Woman holds a young girl standing in Goodson Chapel with Christ icon in the background

These cohorts will assist congregational leaders with making their communal worship intelligible and welcoming to children as a vital means to their formation in faith. Duke will also support these cohorts through providing facilitators with expertise in children’s engagement with congregational song, dance, ritual movements, and other worship gestures; creating and appreciating the visual arts; training children as worship leaders; welcoming children with disabilities; and building alliances with parents and other adults to develop children’s faith through worship.
 
“Congregational worship and prayer play a critical role in the spiritual growth of children and offer important settings for children to acquire the language of faith, learn their faith traditions, and experience the love of God as part of a supportive community,” said Christopher L. Coble, the Endowment’s vice president for religion. “These programs will help congregations give greater attention to children and how they can more intentionally nurture the faith of children, as well as adults, through worship and prayer.”
 
The grant will also enable Duke Divinity to expand the reach of the learning and innovation emerging from the cohorts through curriculum and other resources for children, worship leaders, and parents. These include musical resources in partnership with Duke Chapel, courses for both scholars and ministry practitioners, and published assets with both academic and denominational partners. The promise at the heart of this effort at Duke is that deepening engagement between sites of wisdom and practice can harness and deploy the collective capacity to help children come to know and love God and grow in faith.

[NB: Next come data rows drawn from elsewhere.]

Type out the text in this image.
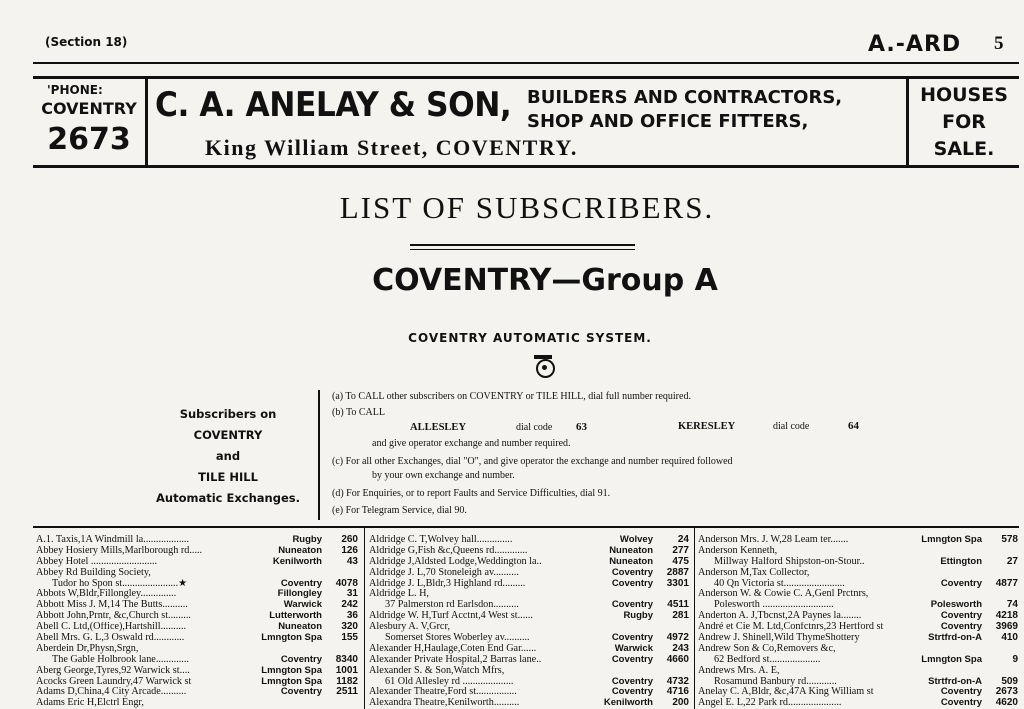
(Section 18)	A.-ARD 5
'PHONE:
COVENTRY
2673
C. A. ANELAY & SON, BUILDERS AND CONTRACTORS,
SHOP AND OFFICE FITTERS,
King William Street, COVENTRY.
HOUSES
FOR
SALE.
LIST OF SUBSCRIBERS.
COVENTRY—Group A
COVENTRY AUTOMATIC SYSTEM.
Subscribers on
COVENTRY
and
TILE HILL
Automatic Exchanges.
(a) To CALL other subscribers on COVENTRY or TILE HILL, dial full number required.
(b) To CALL
ALLESLEY	dial code 63	KERESLEY	dial code	64
and give operator exchange and number required.
(c) For all other Exchanges, dial "O", and give operator the exchange and number required followed
by your own exchange and number.
(d) For Enquiries, or to report Faults and Service Difficulties, dial 91.
(e) For Telegram Service, dial 90.
A.1. Taxis,1A Windmill la..................	Rugby	260
Abbey Hosiery Mills,Marlborough rd.....	Nuneaton	126
Abbey Hotel ..........................	Kenilworth	43
Abbey Rd Building Society,
Tudor ho Spon st......................★	Coventry	4078
Abbots W,Bldr,Fillongley..............	Fillongley	31
Abbott Miss J. M,14 The Butts..........	Warwick	242
Abbott John,Prntr, &c,Church st.........	Lutterworth	36
Abell C. Ltd,(Office),Hartshill..........	Nuneaton	320
Abell Mrs. G. L,3 Oswald rd............	Lmngton Spa	155
Aberdein Dr,Physn,Srgn,
The Gable Holbrook lane.............	Coventry	8340
Aberg George,Tyres,92 Warwick st....	Lmngton Spa	1001
Acocks Green Laundry,47 Warwick st	Lmngton Spa	1182
Adams D,China,4 City Arcade..........	Coventry	2511
Adams Eric H,Elctrl Engr,
Aldridge C. T,Wolvey hall..............	Wolvey	24
Aldridge G,Fish &c,Queens rd.............	Nuneaton	277
Aldridge J,Aldsted Lodge,Weddington la..	Nuneaton	475
Aldridge J. L,70 Stoneleigh av..........	Coventry	2887
Aldridge J. L,Bldr,3 Highland rd.........	Coventry	3301
Aldridge L. H,
37 Palmerston rd Earlsdon..........	Coventry	4511
Aldridge W. H,Turf Acctnt,4 West st......	Rugby	281
Alesbury A. V,Grcr,
Somerset Stores Woberley av..........	Coventry	4972
Alexander H,Haulage,Coten End Gar......	Warwick	243
Alexander Private Hospital,2 Barras lane..	Coventry	4660
Alexander S. & Son,Watch Mfrs,
61 Old Allesley rd ....................	Coventry	4732
Alexander Theatre,Ford st................	Coventry	4716
Alexandra Theatre,Kenilworth..........	Kenilworth	200
Anderson Mrs. J. W,28 Leam ter.......	Lmngton Spa	578
Anderson Kenneth,
Millway Halford Shipston-on-Stour..	Ettington	27
Anderson M,Tax Collector,
40 Qn Victoria st........................	Coventry	4877
Anderson W. & Cowie C. A,Genl Prctnrs,
Polesworth ............................	Polesworth	74
Anderton A. J,Tbcnst,2A Paynes la........	Coventry	4218
André et Cie M. Ltd,Confctnrs,23 Hertford st	Coventry	3969
Andrew J. Shinell,Wild ThymeShottery	Strtfrd-on-A	410
Andrew Son & Co,Removers &c,
62 Bedford st....................	Lmngton Spa	9
Andrews Mrs. A. E,
Rosamund Banbury rd............	Strtfrd-on-A	509
Anelay C. A,Bldr, &c,47A King William st	Coventry	2673
Angel E. L,22 Park rd.....................	Coventry	4620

Man and woman sitting with two young children in Goodson Chapel

“This grant from Lilly Endowment aims to ground children’s faith formation in the primary practice of Christian life—congregational worship of the Triune God,” said Fred Edie, associate professor of the practice of Christian Education.” With support from Duke Divinity faculty and staff, the grant will invite children, parents, children’s workers, and pastors in scores of congregations to dream and experiment with children’s fuller inclusion in worship. Their faith will be formed through their praise of God, and congregational worship may sound an even more profound alleluia.” 
 
Lilly Endowment Inc. is an Indianapolis-based, private foundation created in 1937 by J.K. Lilly and his sons, Eli and J.K. Jr., through gifts of stock in their pharmaceutical business, Eli Lilly and Company. Although gifts of stock remain the financial bedrock of the Endowment, the Endowment is a separate entity from the company, with a distinct governing board, staff, and location. The Endowment supports the causes of community development, education, and religion. Grantmaking in religion seeks to deepen and enrich the lives of Christians in the United States, primarily by supporting efforts that enhance the vitality of congregations and strengthen the pastoral and lay leadership of Christian communities. The Endowment also seeks to improve public understanding of diverse religious traditions by supporting endeavors that provide fair and accurate portrayals of the role religion plays in the United States and across the globe.